The inverse of a thing can often be just as effective as the original matter; the ultimate endpoint may be the same, but stated in a different way.
Thus, in preparing, formulating, and filing for Federal Disability Retirement benefits from the U.S. Office of Personnel Management, whether under FERS or CSRS, the preferred approach is the “positive” one, where one’s treating medical doctor will affirmatively connect the dots, create the nexus between one’s medical conditions and the positional duties of one’s Federal or Postal job, and thereby providing the foundational basis of a Federal Disability Retirement application.
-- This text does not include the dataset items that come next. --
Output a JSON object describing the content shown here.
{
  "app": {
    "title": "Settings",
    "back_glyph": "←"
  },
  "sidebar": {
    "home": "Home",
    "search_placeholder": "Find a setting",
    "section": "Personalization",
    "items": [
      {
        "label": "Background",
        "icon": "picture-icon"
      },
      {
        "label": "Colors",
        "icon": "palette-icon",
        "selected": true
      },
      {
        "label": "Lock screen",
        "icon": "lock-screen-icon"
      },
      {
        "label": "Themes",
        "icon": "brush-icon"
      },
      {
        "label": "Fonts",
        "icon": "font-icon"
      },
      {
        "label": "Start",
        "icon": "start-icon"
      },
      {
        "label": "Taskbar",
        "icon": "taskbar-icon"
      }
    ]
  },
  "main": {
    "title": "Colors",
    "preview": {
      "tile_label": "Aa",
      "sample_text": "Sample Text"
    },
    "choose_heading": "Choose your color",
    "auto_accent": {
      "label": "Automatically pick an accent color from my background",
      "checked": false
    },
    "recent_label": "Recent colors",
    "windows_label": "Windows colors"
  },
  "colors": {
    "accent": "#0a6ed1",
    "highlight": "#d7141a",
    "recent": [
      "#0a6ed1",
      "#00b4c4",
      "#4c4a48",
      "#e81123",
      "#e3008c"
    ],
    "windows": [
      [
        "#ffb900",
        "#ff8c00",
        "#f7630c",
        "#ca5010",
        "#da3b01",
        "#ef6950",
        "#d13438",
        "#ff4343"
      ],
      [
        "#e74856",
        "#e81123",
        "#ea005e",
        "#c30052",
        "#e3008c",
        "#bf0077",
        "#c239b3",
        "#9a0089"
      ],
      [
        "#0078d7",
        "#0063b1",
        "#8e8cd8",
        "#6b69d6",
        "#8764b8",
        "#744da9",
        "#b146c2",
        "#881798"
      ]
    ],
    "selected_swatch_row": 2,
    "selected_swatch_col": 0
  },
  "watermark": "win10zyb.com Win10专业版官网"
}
However, there are instances where the “inverse” approach, or the Negative entrance into the bureaucratic nightmare called Federal Disability Retirement, might have to be entertained. Such an approach is a more complex process, within the context of an unwilling doctor. It takes a thorough review of the doctor’s statements which should include, “Patient X is unable to do X, Y and Z” or “Patient A has limitations in the following areas…”
Thereafter, of course, it is the Applicant for the Federal Disability Retirement who must (or his or her attorney, obviously) take the position description and argue the 1-to-1 correspondence between the medical condition, the limitations expressed by the treating doctor, and the positional elements which are applicable.
In the end, if the doorway to success is achieved through either means, the efficacy of the effort is what matters, and not the pathway in getting there.